Suppose you have a text file with data that uses non-standard delimiters.  Can we still use Spark to parse that data?  Yes!  We just have to use some custom string maniuplation code.
That won't be quite as efficient as using native Spark, but it will get the job done!

Let's make a file that has data where some fields use a pipe delimiter `|` and other fields use a combination of pipe and caret `|^my data value^|`

In [0]:
# Make a small data file

testData = """Name|Color|Size|Origin
Rabbit^|^Brown^|7|^Warehouse
Horse^|^Green^|28|^Dock
Pig^|^Orange^|17|^Port
Cow^|^Blue^|23|^Warehouse
Bird^|^Yellow^|2|^Dock
Dog^|^Brown^|10|^Port
Carrot^Man^|^Orange^|22|^Warehouse
"""

dbutils.fs.put("data.txt", testData, True)

Wrote 205 bytes.
Out[1]: True

First, let's just read in the data using the `|` as a separator.  This should work, but some of our fields will start and end with a caret.

In [0]:
display( spark.read.option("header", "true").option("sep", "|").csv("/data.txt") )

Name,Color,Size,Origin
Rabbit^,^Brown^,7,^Warehouse
Horse^,^Green^,28,^Dock
Pig^,^Orange^,17,^Port
Cow^,^Blue^,23,^Warehouse
Bird^,^Yellow^,2,^Dock
Dog^,^Brown^,10,^Port
Carrot^Man^,^Orange^,22,^Warehouse


### Option 1:  Split the Data and Remove the Carets

One option is to split the data (as we did in our quick example above) and then loop through each column, removing any carets at the beginning and end of the data.

In [0]:
# Option 1
dff = spark.read.option("header", "true").option("inferSchema", "true").option("delimiter", "|").csv("/data.txt")

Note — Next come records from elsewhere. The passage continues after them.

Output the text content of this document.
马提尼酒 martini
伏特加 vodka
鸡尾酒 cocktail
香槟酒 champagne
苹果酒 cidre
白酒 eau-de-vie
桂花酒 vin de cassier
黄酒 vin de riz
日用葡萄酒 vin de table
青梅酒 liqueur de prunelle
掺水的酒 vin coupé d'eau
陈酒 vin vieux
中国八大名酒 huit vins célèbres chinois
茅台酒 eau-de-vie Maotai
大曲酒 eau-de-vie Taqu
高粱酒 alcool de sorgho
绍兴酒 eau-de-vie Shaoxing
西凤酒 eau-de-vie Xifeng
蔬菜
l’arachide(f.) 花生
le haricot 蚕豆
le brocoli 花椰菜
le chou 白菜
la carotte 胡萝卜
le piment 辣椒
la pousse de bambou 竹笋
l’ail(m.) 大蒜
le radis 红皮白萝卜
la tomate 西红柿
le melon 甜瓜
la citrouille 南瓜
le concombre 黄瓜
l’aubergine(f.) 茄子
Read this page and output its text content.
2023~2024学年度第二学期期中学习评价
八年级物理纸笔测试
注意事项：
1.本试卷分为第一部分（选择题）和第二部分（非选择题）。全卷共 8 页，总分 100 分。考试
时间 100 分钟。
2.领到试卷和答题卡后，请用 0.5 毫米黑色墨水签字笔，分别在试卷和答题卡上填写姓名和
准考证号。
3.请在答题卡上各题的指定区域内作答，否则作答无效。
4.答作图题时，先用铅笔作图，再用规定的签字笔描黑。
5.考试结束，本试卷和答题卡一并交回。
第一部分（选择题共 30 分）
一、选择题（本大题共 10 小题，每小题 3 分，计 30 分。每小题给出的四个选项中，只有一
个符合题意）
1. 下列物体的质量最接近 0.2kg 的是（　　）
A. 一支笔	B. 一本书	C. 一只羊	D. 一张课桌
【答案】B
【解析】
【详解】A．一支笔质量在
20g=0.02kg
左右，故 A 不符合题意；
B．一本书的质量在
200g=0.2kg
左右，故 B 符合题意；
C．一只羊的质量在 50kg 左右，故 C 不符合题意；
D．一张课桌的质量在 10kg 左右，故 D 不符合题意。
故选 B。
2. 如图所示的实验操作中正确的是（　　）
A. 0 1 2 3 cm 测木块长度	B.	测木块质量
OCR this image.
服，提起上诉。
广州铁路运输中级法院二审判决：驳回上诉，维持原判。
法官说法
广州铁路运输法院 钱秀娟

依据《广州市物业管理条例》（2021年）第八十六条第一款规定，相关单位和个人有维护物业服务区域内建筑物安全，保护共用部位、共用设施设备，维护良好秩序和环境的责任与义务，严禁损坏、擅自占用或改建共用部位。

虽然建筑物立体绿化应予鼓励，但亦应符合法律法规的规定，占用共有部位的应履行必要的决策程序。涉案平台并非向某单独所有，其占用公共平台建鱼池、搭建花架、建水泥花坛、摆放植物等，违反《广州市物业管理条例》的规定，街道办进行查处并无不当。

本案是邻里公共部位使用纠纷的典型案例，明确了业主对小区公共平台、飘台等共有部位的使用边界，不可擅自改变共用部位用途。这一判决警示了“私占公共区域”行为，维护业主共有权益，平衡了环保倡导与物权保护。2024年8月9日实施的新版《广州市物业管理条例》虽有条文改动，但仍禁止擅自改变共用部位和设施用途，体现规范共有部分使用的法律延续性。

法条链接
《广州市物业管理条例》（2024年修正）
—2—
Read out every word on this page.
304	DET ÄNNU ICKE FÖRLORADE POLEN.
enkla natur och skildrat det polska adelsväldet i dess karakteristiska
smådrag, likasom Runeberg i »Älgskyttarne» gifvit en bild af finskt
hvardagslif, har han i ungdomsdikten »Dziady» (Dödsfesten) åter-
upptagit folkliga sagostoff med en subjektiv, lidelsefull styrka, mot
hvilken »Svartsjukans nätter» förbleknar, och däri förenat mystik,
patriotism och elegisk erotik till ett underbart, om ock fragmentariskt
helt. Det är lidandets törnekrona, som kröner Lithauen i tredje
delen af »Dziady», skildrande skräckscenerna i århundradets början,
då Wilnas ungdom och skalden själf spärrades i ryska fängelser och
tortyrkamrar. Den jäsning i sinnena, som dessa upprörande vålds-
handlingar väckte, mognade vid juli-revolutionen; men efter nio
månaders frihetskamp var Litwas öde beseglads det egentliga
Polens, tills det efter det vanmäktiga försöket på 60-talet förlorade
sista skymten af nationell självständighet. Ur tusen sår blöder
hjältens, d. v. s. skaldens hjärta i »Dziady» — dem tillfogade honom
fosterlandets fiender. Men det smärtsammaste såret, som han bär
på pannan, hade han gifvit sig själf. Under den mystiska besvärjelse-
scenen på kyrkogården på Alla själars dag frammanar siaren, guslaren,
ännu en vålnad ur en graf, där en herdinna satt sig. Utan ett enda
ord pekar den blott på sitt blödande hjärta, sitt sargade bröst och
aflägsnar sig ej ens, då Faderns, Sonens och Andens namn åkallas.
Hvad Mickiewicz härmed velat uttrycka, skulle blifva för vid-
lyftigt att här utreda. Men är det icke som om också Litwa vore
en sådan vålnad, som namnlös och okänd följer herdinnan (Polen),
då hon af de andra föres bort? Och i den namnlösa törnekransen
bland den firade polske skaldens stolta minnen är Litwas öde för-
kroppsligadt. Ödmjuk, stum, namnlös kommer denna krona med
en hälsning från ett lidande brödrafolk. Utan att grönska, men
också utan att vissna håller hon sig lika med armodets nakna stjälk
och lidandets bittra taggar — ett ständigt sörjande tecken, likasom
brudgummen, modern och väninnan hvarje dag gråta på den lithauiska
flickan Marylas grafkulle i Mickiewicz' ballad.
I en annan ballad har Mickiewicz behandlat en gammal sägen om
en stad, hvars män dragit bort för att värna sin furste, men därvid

from pyspark.sql.functions import regexp_replace

dffs_headers = dff.dtypes
for i in dffs_headers:
    columnLabel = i[0]
    newColumnLabel = columnLabel.replace('^','').replace('^','') 
    dff = dff.withColumn(newColumnLabel, regexp_replace(columnLabel, '^\\^|\\^$', ''))
    if columnLabel != newColumnLabel:
      dff = dff.drop(columnLabel)
    
display(dff)

Name,Color,Size,Origin
Rabbit,Brown,7,Warehouse
Horse,Green,28,Dock
Pig,Orange,17,Port
Cow,Blue,23,Warehouse
Bird,Yellow,2,Dock
Dog,Brown,10,Port
Carrot^Man,Orange,22,Warehouse


### Option 2: Replace Carets Near Pipes Then Split

A different approach is to read each line of the text file as a row in an RDD.  Then replace any occurances of `|^` or `^|` with a plain pipe.  Then we can split the data based on the pipe.

Note that with this approach, we have no way to tell Spark that our first row contains column headers.  So we do an extra step at the end where we filter out the rows that contain
the header information.  We then reapply that header information when we convert the RDD to a Spark DataFrame.

In [0]:
rdd = (sc
         .textFile("data.txt")
         .map(lambda x: x.replace('|^','|').replace('^|','|').split('|'))
      )

header = rdd.first()

dff = rdd.filter(lambda row : row != header).toDF(header)

display(dff)

Name,Color,Size,Origin
Rabbit,Brown,7,Warehouse
Horse,Green,28,Dock
Pig,Orange,17,Port
Cow,Blue,23,Warehouse
Bird,Yellow,2,Dock
Dog,Brown,10,Port
Carrot^Man,Orange,22,Warehouse